The graduation ceremony for the Southeastern Command and Leadership Academy honored 20 police officers, criminologists and others from three states.

Congressman Zach Wamp, who delivered the keynote address, praised the graduates for their courage and commitment.

“Public service is a very noble profession, we have a lot to live up to,” Wamp said. “I am pleased that our generation has risen to our generational call to courage.

“Continuing education is not a luxury, it is a necessity in the competitive environment we live in today.

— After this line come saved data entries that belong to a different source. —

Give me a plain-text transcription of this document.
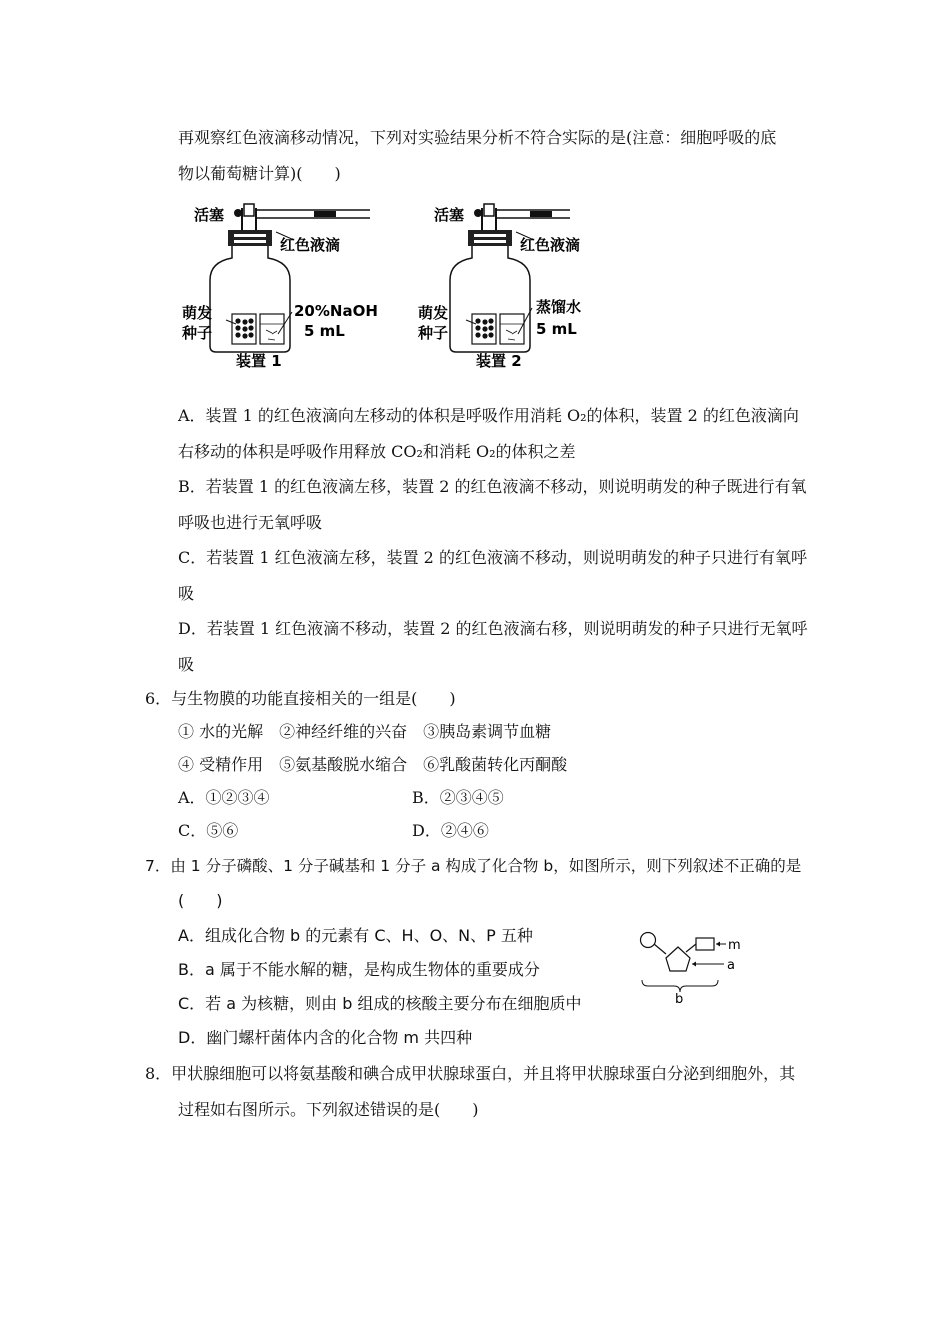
再观察红色液滴移动情况，下列对实验结果分析不符合实际的是(注意：细胞呼吸的底
物以葡萄糖计算)(　　)
活塞
红色液滴
萌发
种子
20%NaOH
5 mL
装置 1
活塞
红色液滴
萌发
种子
蒸馏水
5 mL
装置 2
A．装置 1 的红色液滴向左移动的体积是呼吸作用消耗 O₂的体积，装置 2 的红色液滴向
右移动的体积是呼吸作用释放 CO₂和消耗 O₂的体积之差
B．若装置 1 的红色液滴左移，装置 2 的红色液滴不移动，则说明萌发的种子既进行有氧
呼吸也进行无氧呼吸
C．若装置 1 红色液滴左移，装置 2 的红色液滴不移动，则说明萌发的种子只进行有氧呼
吸
D．若装置 1 红色液滴不移动，装置 2 的红色液滴右移，则说明萌发的种子只进行无氧呼
吸
6．与生物膜的功能直接相关的一组是(　　)
① 水的光解　②神经纤维的兴奋　③胰岛素调节血糖
④ 受精作用　⑤氨基酸脱水缩合　⑥乳酸菌转化丙酮酸
A．①②③④	B．②③④⑤
C．⑤⑥	D．②④⑥
7．由 1 分子磷酸、1 分子碱基和 1 分子 a 构成了化合物 b，如图所示，则下列叙述不正确的是
(　　)
A．组成化合物 b 的元素有 C、H、O、N、P 五种
B．a 属于不能水解的糖，是构成生物体的重要成分
C．若 a 为核糖，则由 b 组成的核酸主要分布在细胞质中
D．幽门螺杆菌体内含的化合物 m 共四种
m
a
b
8．甲状腺细胞可以将氨基酸和碘合成甲状腺球蛋白，并且将甲状腺球蛋白分泌到细胞外，其
过程如右图所示。下列叙述错误的是(　　)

Thank you for you willingness to participate and your dedication, sacrifice and service.”

Tom Ballard, UT vice president for governmental and public relations, praised the collaborative efforts of local law enforcement and university leaders.

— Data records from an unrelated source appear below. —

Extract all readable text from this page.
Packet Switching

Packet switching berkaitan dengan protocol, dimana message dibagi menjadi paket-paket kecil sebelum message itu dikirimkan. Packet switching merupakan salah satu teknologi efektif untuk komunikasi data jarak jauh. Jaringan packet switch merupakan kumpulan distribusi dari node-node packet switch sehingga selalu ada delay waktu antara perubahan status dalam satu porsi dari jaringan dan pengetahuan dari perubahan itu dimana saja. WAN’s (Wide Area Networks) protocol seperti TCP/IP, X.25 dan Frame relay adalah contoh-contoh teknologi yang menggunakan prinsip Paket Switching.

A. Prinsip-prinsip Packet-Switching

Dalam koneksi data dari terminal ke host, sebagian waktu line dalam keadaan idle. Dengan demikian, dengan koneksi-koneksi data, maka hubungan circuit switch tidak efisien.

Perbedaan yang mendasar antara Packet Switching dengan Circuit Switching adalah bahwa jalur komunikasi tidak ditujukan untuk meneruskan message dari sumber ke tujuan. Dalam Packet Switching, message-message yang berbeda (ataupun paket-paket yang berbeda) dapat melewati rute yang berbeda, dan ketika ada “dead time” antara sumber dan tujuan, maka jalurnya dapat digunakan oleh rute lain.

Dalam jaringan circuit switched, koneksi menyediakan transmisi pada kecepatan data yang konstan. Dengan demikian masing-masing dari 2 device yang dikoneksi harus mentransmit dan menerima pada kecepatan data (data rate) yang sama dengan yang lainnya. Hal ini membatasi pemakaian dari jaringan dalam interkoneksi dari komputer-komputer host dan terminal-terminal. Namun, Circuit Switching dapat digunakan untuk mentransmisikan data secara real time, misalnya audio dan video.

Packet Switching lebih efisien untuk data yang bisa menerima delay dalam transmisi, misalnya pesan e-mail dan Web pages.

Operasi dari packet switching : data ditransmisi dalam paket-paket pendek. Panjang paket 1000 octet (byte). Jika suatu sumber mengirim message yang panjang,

“All good things happen as a result of vision, mission initiative and collaboration,” Ballard said. “We were able to graduate this class today because of the success that UT Chattanooga, Tennessee Association of Chiefs of Police and UT Institute for Public Service brought to the table.

“Congratulations to today’s graduates.”

Mike Hill of UT’s Law Enforcement Innovation Center said the ceremony was a momentous occasion both for the participants and for the successful partnership between universities and communities in the Southeast.

“This academy brought together chiefs and command staff officers from law enforcement agencies in several states, and some of the region’s top criminal justice scholars for the most advanced available study in this field,” Hill said. “The participants have been through a 14-month process that has provided them with a new set of skills and knowledge that should have both immediate and long-term impact on their respective agency and community.-

“This program helps prepare students for increased responsibilities in senior law enforcement positions to lead the future of their profession.”

Hill said the 14-month course included law enforcement officials from Chattanooga, Soddy-Daisy, Cleveland, East Ridge, Signal Mountain, Brentwood, Dyersburg, Nashville, Knoxville, Gallatin, Alcoa, Gulfport, Miss., and Matthews, N.C.

The program offers 10-12 undergraduate credit hours or three-six graduate level credit hours through UTC in leadership and management, emerging trends in law enforcement, organizational skills, diversity, media relations and other areas.

The academy is a partnership between UT’s Law Enforcement Innovation Center, UTC Continuing Education Division, UTC School of Social and Community Services, and the Tennessee Association of Chiefs of Police.

Hill said a second class of SECLA is set for July 2002 with graduation in February 2003. It will be held at Chattanooga-s Marriott Courtyard and is open to all law enforcement agencies, he said.